The poets will spend the next several months visiting the park and creating poems inspired by the land, which will culminate in a reading in the park in October. Prospect Park poets will be featured performers, and they will give a sneak peek of some poems they are preparing for the Writing the Land Anthology to be published in December.

From left to right: Michaeline Picaro, Opalanietet, Rachelle Parker, Ty Defoe

Michaeline Picaro is a member of the Ramapough Lunaape Nation Turtle Clan. As a traditionalist with knowledge of medicinal plants, Picaro is currently seeking to further her expertise and is enrolled at Chamberlain College to receive her nursing BSN to further assist the Turtle Clan with nursing needs and assessments. Picaro is also a co-founder of the Munsee Three Sisters Medicinal Farm which creates jobs and works toward food sovereignty.
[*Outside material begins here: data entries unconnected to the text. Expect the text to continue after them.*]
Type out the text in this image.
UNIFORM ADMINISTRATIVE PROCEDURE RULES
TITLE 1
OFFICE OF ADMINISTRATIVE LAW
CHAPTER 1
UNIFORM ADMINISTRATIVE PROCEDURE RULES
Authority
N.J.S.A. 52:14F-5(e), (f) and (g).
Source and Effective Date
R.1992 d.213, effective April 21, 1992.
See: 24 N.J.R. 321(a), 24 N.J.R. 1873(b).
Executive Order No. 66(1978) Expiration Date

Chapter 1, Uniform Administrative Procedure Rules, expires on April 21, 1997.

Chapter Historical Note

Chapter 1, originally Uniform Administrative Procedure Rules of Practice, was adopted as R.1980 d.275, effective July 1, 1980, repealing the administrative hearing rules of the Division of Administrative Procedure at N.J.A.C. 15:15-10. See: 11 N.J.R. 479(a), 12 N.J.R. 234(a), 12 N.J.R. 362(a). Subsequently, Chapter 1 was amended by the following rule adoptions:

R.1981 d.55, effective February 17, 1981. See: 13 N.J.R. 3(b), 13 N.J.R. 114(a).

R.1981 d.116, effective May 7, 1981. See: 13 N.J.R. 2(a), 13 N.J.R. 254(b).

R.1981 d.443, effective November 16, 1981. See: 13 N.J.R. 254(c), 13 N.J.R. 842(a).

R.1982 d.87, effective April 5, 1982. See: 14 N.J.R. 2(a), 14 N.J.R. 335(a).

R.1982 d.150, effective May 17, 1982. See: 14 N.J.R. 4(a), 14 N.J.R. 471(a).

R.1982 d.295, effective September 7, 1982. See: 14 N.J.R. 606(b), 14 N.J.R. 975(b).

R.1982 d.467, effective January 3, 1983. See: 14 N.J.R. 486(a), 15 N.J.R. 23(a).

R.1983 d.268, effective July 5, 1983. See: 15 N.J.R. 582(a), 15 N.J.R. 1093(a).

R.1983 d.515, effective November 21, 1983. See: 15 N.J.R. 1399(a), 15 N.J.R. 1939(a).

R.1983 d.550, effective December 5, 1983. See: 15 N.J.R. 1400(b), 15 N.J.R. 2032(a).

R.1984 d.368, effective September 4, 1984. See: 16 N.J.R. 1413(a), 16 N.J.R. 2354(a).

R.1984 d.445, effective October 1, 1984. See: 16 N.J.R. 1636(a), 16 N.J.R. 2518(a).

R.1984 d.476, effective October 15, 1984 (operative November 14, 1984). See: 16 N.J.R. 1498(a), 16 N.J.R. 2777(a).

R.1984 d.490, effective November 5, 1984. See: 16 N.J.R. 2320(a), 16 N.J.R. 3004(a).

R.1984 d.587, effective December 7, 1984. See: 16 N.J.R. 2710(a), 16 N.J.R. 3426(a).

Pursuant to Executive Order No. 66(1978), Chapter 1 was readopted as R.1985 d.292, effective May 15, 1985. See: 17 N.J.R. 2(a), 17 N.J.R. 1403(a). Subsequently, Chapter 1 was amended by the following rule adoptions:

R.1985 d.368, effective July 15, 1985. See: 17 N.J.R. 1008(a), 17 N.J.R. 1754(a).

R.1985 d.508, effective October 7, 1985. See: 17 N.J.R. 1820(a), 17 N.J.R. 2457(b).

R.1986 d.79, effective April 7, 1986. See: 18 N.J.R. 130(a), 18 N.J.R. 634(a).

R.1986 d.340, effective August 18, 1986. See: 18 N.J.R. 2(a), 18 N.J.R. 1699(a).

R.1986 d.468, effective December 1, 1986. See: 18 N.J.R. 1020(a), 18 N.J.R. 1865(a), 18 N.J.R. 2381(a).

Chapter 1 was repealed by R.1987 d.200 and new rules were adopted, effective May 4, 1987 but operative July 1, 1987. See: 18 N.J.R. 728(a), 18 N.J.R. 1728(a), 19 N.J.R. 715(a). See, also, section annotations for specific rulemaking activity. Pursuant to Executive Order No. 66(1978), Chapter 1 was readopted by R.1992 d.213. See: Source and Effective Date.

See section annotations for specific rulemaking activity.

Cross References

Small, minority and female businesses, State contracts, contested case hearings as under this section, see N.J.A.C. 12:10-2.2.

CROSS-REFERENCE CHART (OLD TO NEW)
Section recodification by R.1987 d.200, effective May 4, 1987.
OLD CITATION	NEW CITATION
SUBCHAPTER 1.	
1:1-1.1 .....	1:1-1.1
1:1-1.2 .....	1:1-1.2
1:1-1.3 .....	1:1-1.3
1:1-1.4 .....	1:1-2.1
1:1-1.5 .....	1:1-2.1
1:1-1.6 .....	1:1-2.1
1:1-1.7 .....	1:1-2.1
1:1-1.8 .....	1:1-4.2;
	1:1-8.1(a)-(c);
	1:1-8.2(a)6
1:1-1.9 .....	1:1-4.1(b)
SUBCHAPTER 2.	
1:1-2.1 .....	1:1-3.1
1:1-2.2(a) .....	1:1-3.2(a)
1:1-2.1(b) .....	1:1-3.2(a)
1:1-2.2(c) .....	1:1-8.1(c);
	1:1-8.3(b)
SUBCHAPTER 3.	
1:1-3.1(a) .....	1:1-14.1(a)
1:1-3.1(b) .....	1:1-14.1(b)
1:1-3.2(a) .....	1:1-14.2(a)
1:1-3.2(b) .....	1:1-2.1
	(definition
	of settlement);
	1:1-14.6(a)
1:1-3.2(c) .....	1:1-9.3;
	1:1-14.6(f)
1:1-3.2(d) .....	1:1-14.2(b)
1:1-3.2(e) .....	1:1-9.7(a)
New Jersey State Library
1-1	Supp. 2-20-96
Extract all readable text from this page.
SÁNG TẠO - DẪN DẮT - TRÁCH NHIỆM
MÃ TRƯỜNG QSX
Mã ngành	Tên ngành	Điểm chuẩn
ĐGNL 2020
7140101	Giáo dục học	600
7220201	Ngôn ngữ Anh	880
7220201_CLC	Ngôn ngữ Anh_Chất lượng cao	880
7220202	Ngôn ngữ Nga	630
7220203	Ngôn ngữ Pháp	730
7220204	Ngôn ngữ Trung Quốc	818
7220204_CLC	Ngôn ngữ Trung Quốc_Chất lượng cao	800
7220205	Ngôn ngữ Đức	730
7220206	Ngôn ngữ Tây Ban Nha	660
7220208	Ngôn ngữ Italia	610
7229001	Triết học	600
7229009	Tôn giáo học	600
She is a co-founder of Ramapough Culture and Land Foundation, which preserves and restores the economic, social, cultural, sacred and environmental assets of the Ramapough Munsee ancestral lands.Picaro carries the Clan Mother title and is a Tribal Historic Preservation Officer for the Narragansett Indian Tribe and preservationist for ceremonial landscapes.

Opalanietet is a member of the Nanticoke Lenni-Lenape tribal nation of New Jersey.  Since graduating from New York University’s Tisch School of the Arts, Opalanietet has performed in workshops and productions at renowned New York theatrical institutions including New Dramatists, LaMaMa E.T.C. and New York City Opera at Lincoln Center. In 2012, Opalanietet founded Eagle Project, a theater company dedicated to exploring the American identity through the performing arts and Native American heritage. Opalanietet is currently studying for his doctorate in Theatre & Performance Studies at the City University of New York (CUNY) Graduate Center.

Rachelle Parker is a Nassawadox-born, Brooklyn-bred writer. She was selected the winner of the Furious Flower Poetry Prize, was awarded third prize in the Allen Ginsberg Poetry Award and was a finalist in Rhino Founders’ Prize. She was recognized in the Arts By The People – 2021 Moving Words. Her work appears in About Place Journal, The Adirondack Review, Taint Taint Taint Magazine and she is a contributor to the anthology The BreakBeat Poets: Black Girl Magic. Her photography also debuted in Orion Magazine.

Ty Defoe is an Indigiqueer citizen of the Oneida Nation and Anishinaabe Nations. Defoe is a writer, interdisciplinary artist, and Grammy Award winner. Defoe aspires to an “interweaving and glitterizing approach to artistic projects with liberation and environmentalism.” Defoe’s global cultural arts highlights include the Millennium celebration in Cairo, Egypt; International Music Festival in Ankara, Turkey; and Festival of World Cultures in Dubai. The artist’s accolades range from the Global Indigenous Heritage Festival Award, Jonathan Larson Award, Helen Merrill Playwriting Award 2021, and Cultural Capital Fellowship with First People’s Fund 2021.